There is also a widespread but groundless fear of classical music disappearing with its audiences. But in Asia we see large numbers of young people swarming to classical concerts. Even if in most other places the elderly still makes up a large percentage of our audiences, – so what, we adore our “sea of grey”! – a new grey will always replace the old grey. As Marc Taddei writes: “Just because one does not understand something does not mean that it should not be supported.” I would add: “Just because one does not understand something now.” It all begins and ends with education.
So, does a forward-thinking country like New Zealand, a country where culture and diversity forms its basic bedrock, really want to have a hand in tarnishing the richness of cultural experiences? Do we want to pander to the lowest common denominator in order to fill the spreadsheets and chase capitalistic ambitions? Or do we really want to ensure that future generations will continue to enjoy the benefits of being openly exposed to the arts and culture, to profound ideas, to critical thinking and appreciation?

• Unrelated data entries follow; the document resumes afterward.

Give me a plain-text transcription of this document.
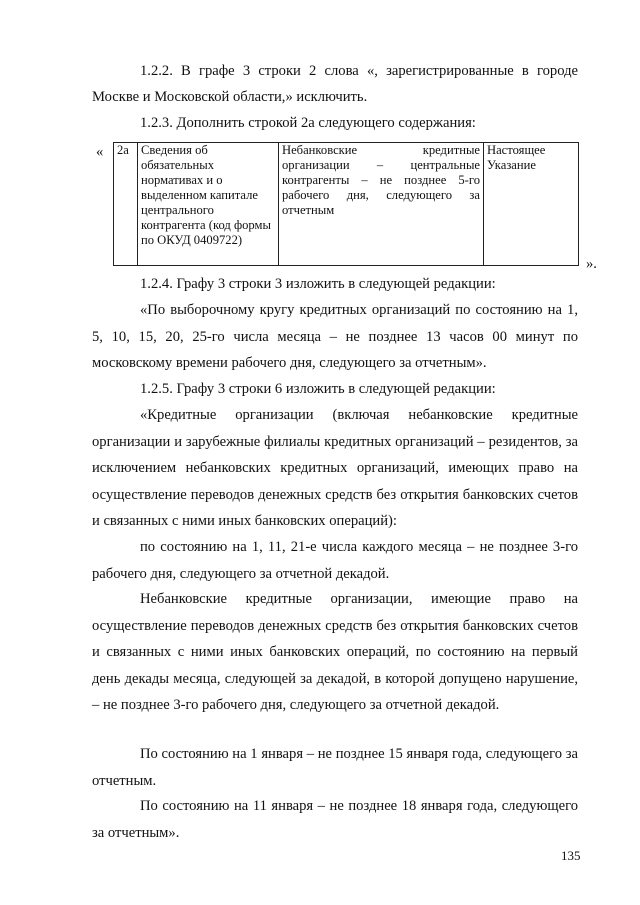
1.2.2. В графе 3 строки 2 слова «, зарегистрированные в городе
Москве и Московской области,» исключить.
1.2.3. Дополнить строкой 2а следующего содержания:
« 2а	Сведения об обязательных нормативах и о выделенном капитале центрального контрагента (код формы по ОКУД 0409722)	Небанковские кредитные организации – центральные контрагенты – не позднее 5-го рабочего дня, следующего за отчетным	Настоящее Указание
».
1.2.4. Графу 3 строки 3 изложить в следующей редакции:

«По выборочному кругу кредитных организаций по состоянию на 1, 5, 10, 15, 20, 25-го числа месяца – не позднее 13 часов 00 минут по московскому времени рабочего дня, следующего за отчетным».

1.2.5. Графу 3 строки 6 изложить в следующей редакции:

«Кредитные организации (включая небанковские кредитные организации и зарубежные филиалы кредитных организаций – резидентов, за исключением небанковских кредитных организаций, имеющих право на осуществление переводов денежных средств без открытия банковских счетов и связанных с ними иных банковских операций):

по состоянию на 1, 11, 21-е числа каждого месяца – не позднее 3-го рабочего дня, следующего за отчетной декадой.

Небанковские кредитные организации, имеющие право на осуществление переводов денежных средств без открытия банковских счетов и связанных с ними иных банковских операций, по состоянию на первый день декады месяца, следующей за декадой, в которой допущено нарушение, – не позднее 3-го рабочего дня, следующего за отчетной декадой.

По состоянию на 1 января – не позднее 15 января года, следующего за отчетным.

По состоянию на 11 января – не позднее 18 января года, следующего за отчетным».

135
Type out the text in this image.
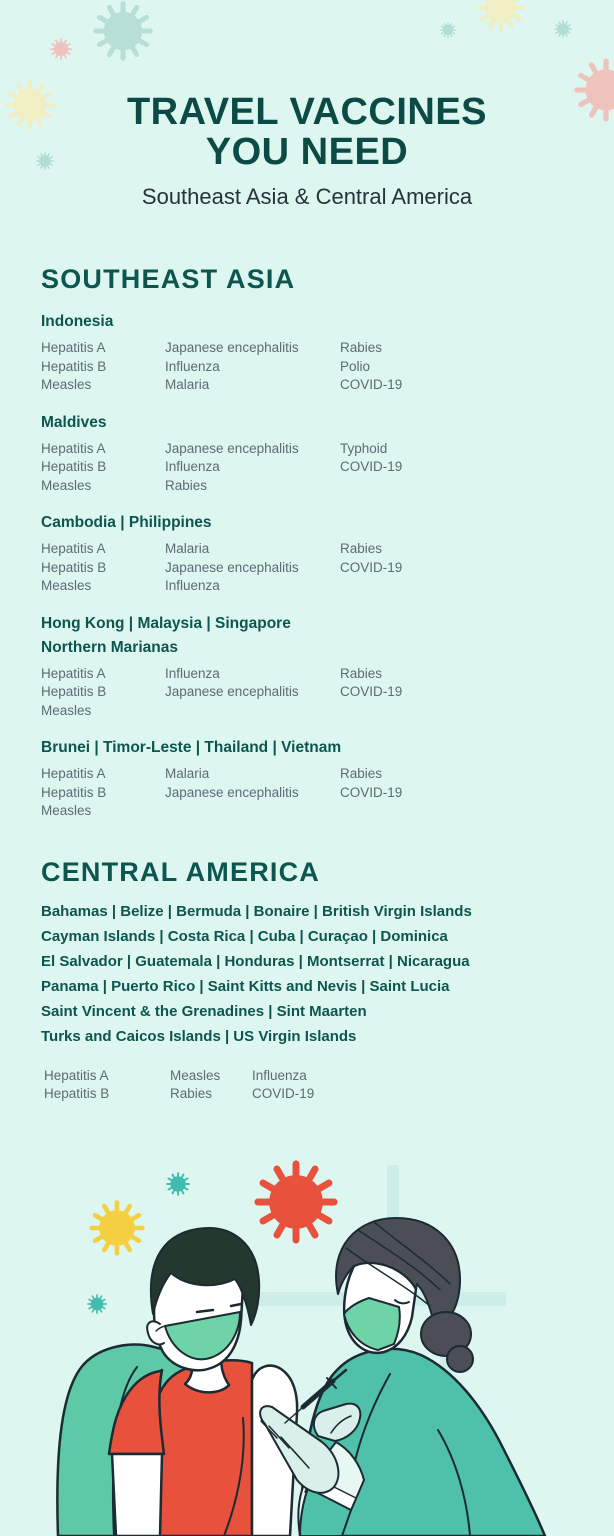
TRAVEL VACCINES
YOU NEED
Southeast Asia & Central America
SOUTHEAST ASIA
Indonesia
Hepatitis A
Hepatitis B
Measles
Japanese encephalitis
Influenza
Malaria
Rabies
Polio
COVID-19
Maldives
Hepatitis A
Hepatitis B
Measles
Japanese encephalitis
Influenza
Rabies
Typhoid
COVID-19
Cambodia | Philippines
Hepatitis A
Hepatitis B
Measles
Malaria
Japanese encephalitis
Influenza
Rabies
COVID-19
Hong Kong | Malaysia | Singapore
Northern Marianas
Hepatitis A
Hepatitis B
Measles
Influenza
Japanese encephalitis
Rabies
COVID-19
Brunei | Timor-Leste | Thailand | Vietnam
Hepatitis A
Hepatitis B
Measles
Malaria
Japanese encephalitis
Rabies
COVID-19
CENTRAL AMERICA
Bahamas | Belize | Bermuda | Bonaire | British Virgin Islands
Cayman Islands | Costa Rica | Cuba | Curaçao | Dominica
El Salvador | Guatemala | Honduras | Montserrat | Nicaragua
Panama | Puerto Rico | Saint Kitts and Nevis | Saint Lucia
Saint Vincent & the Grenadines | Sint Maarten
Turks and Caicos Islands | US Virgin Islands
Hepatitis A
Hepatitis B
Measles
Rabies
Influenza
COVID-19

Even in a utopian society, a station like RNZ Concert may not attract the vast majority of today’s youth. Yet for those young people, those whose creativity, sensitivity and imagination, still unbeknownst to them, already set in place and are only laying buried, patiently waiting for that serendipitous moment, that single spark to ignite them; for those youth, losing this station and its presenters would irrevocably damage and unfairly rob them of their chances of having a miraculous encounter that would set them on an immensely fulfilling and life-changing journey.
As a latecomer to the party, I consider myself incredibly lucky to have made this fortuitous discovery of classical music thanks to RNZ Concert. When I consider what this “accident” has already done for my life thus far, how much it has nourished my soul and affirmed my existence, I can’t begin to imagine what further miracles would play out if only more young Kiwis were exposed to the wonders of classical music.
“And how do we do that?” one might ask. Simple. It would be as easy as switching on the radio, tuning in to RNZ Concert, and simply letting the magic happen, a kind of magic no other platform could ever recreate.
Optimistic, hopeful and in good faith.